De samenvoeging van de beleidsterreinen Ontwikkelingssamenwerking en Buitenlandse Handel kan gezien worden als een verbreding van het ontwikkelingsbeleid, waarbij hulp wordt aangevuld met handel, en waarbij ook het verdienvermogen van Nederland gebaat is – een ontwikkeling die overigens al langer gaande was. Het huidige Nederlandse beleid voor Buitenlandse Handel en Ontwikkelingssamenwerking is in het algemeen gericht op het leveren van een bijdrage aan de convergentie binnen de mondiale economie, met als doel om de wereldwijde armoede te verminderen en de handelspositie van Nederland te versterken (BZ, 2018).

De strategie om dat doel te bereiken, verdient echter aanpassing. De ontwikkelingen op digitaal gebied gaan snel – denk aan ontwikkelingen met betrekking tot kunstmatige intelligentie, het internet of things, big data, robotica, cloud computing, 3D printing, nano technology, smart censors en human-machine interface (tezamen ook wel de ‘Vierde Industriële Revolutie’ genoemd). Deze ontwikkelingen hebben niet alleen gevolgen voor de werkgelegenheid in Nederland, maar veranderen ook veel voor ontwikkelingslanden.

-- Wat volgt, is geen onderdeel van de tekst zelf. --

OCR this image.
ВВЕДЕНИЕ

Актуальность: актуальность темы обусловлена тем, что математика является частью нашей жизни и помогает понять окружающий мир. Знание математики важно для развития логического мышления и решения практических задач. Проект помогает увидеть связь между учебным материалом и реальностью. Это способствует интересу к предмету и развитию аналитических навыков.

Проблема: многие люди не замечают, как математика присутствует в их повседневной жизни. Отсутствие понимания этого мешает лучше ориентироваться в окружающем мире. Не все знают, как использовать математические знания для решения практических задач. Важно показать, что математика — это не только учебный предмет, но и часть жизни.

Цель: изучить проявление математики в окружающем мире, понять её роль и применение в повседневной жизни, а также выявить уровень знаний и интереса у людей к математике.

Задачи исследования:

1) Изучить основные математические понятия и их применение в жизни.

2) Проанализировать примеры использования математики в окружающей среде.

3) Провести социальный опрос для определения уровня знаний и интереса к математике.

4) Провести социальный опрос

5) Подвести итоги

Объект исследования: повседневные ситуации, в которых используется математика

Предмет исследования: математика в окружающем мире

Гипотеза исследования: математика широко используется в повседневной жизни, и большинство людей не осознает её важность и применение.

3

Zo veranderen de traditionele groeipaden en de menselijke vaardigheden die nodig zijn voor ontwikkeling, en kunnen digitale ontwikkelingen de toegang tot technologie en markten negatief beïnvloeden.

De huidige digitale vooruitgang is geen natuurlijk fenomeen dat ons overkomt (Kenny, 2019). Er is ruimte en tijd om de processen die leiden tot groei te sturen, zowel nationaal als internationaal. Dit vraagt om een duidelijke strategie met betrekking tot digitalisering, die verder gaat dan ons handels- en ontwikkelingsbeleid en dan de ­Digitale Agenda voor Buitenlandse Handel en Ontwikkelings­samenwerking (BZ, 2019). De terreinen waarop de veranderingen voor ontwikkelingslanden plaatsvinden, liggen deels buiten het traditionele werkveld van het handels- en ontwikkelingsbeleid, maar zijn daar allemaal wel van invloed op. In dit artikel bespreken we vier veranderingen als gevolg van digitalisering en de implicaties daarvan voor ons beleid.

Andere groeipaden

Ten eerste is het traditionele transformatieproces van de economische groei – dat verloopt via landbouw en industrie naar de dienstensector – dankzij de digitalisering niet meer vanzelfsprekend. Zo is door de digitalisering de waarde van diensten waarschijnlijk nu al net zo groot als die van goederen (Lund et al., 2016). Tegelijkertijd is de groei van de mondiale goederenhandel stilgevallen. De economische groei in Afrika wordt al voor een groot deel bepaald door de dienstensector.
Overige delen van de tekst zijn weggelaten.